Sachin Yende, MD, MS, professor of critical care medicine and clinical and translational science at University of Pittsburgh School of Medicine, and vice president of critical care and deputy chief of staff at the Veterans Affairs Pittsburgh Healthcare System, and colleagues included 483 patients (mean age, 60.5 years; 54.9% men) who survived hospitalization for sepsis from 2012 to 2017 at multiple centers. During 1-year follow-up, 485 readmissions occurred in 205 patients (42.5%), with a median time to first readmission of 63 days. Among those readmitted, 49.3% were readmitted once, 19% were readmitted twice and 31.7% were readmitted at least three times. The most common causes for readmission were infection (49.9%), cardiovascular disease (9.6%) and cancer (4.5%).

Also during follow-up, 8.9% of patients died by 3 months, 11.6% died by 6 months and 17.6% died by 12 months. Common causes again included cancer (46.4%), infection (23.2%) and CVD (17.4%).

Many patients included in the study had elevated circulating inflammatory biomarkers after hospital discharge. Interleukin-6 (IL-6) levels were elevated in 74.2% of patients at 3 months, 70.5% at 6 months and 66.3% at 12 months, and high-sensitivity C-reactive protein (hs-CRP) levels were elevated in 25.8% of patients at 3 months, 30.2% at 6 months and 25.6% at 12 months. Similarly, levels of soluble PD-L1 were also elevated in 46.4% of patients at 3 months 44.9% at 6 months and 49.4% at 12 months.

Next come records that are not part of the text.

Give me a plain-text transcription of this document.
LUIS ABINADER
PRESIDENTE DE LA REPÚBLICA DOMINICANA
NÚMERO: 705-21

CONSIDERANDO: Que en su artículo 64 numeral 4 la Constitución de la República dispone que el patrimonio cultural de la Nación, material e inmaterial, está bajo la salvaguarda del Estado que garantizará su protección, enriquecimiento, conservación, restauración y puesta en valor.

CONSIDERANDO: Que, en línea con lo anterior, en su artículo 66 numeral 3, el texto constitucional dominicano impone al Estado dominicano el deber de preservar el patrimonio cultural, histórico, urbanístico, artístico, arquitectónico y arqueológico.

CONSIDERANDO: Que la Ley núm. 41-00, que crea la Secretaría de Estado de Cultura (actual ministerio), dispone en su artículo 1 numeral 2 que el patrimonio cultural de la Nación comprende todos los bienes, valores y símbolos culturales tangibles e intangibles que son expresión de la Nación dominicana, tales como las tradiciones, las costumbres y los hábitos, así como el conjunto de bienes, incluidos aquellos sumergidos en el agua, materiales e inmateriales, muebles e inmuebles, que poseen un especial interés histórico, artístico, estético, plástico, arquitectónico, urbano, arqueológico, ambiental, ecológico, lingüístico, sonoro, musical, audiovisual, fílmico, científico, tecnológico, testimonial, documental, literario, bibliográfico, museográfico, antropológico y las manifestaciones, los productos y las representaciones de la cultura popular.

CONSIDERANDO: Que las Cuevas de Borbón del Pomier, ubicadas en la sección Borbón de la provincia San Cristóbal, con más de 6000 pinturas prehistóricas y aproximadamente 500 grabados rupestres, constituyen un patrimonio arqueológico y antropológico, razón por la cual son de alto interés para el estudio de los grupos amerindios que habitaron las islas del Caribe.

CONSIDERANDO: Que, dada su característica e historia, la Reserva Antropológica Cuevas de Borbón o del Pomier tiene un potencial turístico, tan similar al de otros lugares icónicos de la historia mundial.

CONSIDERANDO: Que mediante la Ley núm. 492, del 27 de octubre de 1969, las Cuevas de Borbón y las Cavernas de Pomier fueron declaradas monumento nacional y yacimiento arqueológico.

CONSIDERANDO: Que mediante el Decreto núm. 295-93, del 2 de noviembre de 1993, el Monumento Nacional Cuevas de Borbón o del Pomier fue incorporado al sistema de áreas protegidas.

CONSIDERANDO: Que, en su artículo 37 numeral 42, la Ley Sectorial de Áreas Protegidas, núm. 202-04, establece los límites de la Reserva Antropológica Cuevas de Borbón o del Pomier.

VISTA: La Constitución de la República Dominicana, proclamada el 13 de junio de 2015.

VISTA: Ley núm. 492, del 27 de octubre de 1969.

Based on the trajectories of hs-CRP and soluble PD-L1, the researchers identified two common phenotypes. The hyperinflammation and immunosuppression phenotype, which accounted for 68.3% of patients, included those who had high hs-CRP and soluble PD-L1 levels, and the normal phenotype, which accounted for 29.6% of patients, included those with normal hs-CRP and soluble PD-L1 levels. Patients within these phenotypes had similar clinical characteristics and in-hospital course for sepsis, according to the data.

When compared with normal phenotype, the hyperinflammation and immunosuppression phenotype had a greater risk for 1-year mortality (adjusted OR = 8.26; 95% CI, 3.45-21.69), 6-month all-cause readmission or mortality (aHR = 1.53; 95% CI, 1.1-2.13) and 6-month readmission or mortality attributable to CVD (subdistribution HR = 5.07; 95% CI, 1.18-21.84) or cancer (subdistribution HR = 5.15; 95% CI, 1.25-21.18).

Results remained strong after adjustment for demographic characteristics, chronic diseases, illness severity, organ support and infection site during sepsis hospitalization and in sensitivity analyses, the researchers noted.

“The dysregulated host immune response activated during sepsis may persist up to 1 year. Individuals with persistent biomarkers of inflammation and immunosuppression had a higher risk of readmission and death due to cardiovascular disease and cancer compared with those with normal circulating biomarkers,” the researchers wrote. “Our findings suggest that long-term immunomodulation strategies should be explored in patients hospitalized with sepsis.”– by Melissa Foster

Disclosures: Yende reports he received personal fees from Atox Bio and grants from Bristol-Myers Squibb and Roche outside the submitted work. Please see the study for all other authors’ relevant financial disclosures.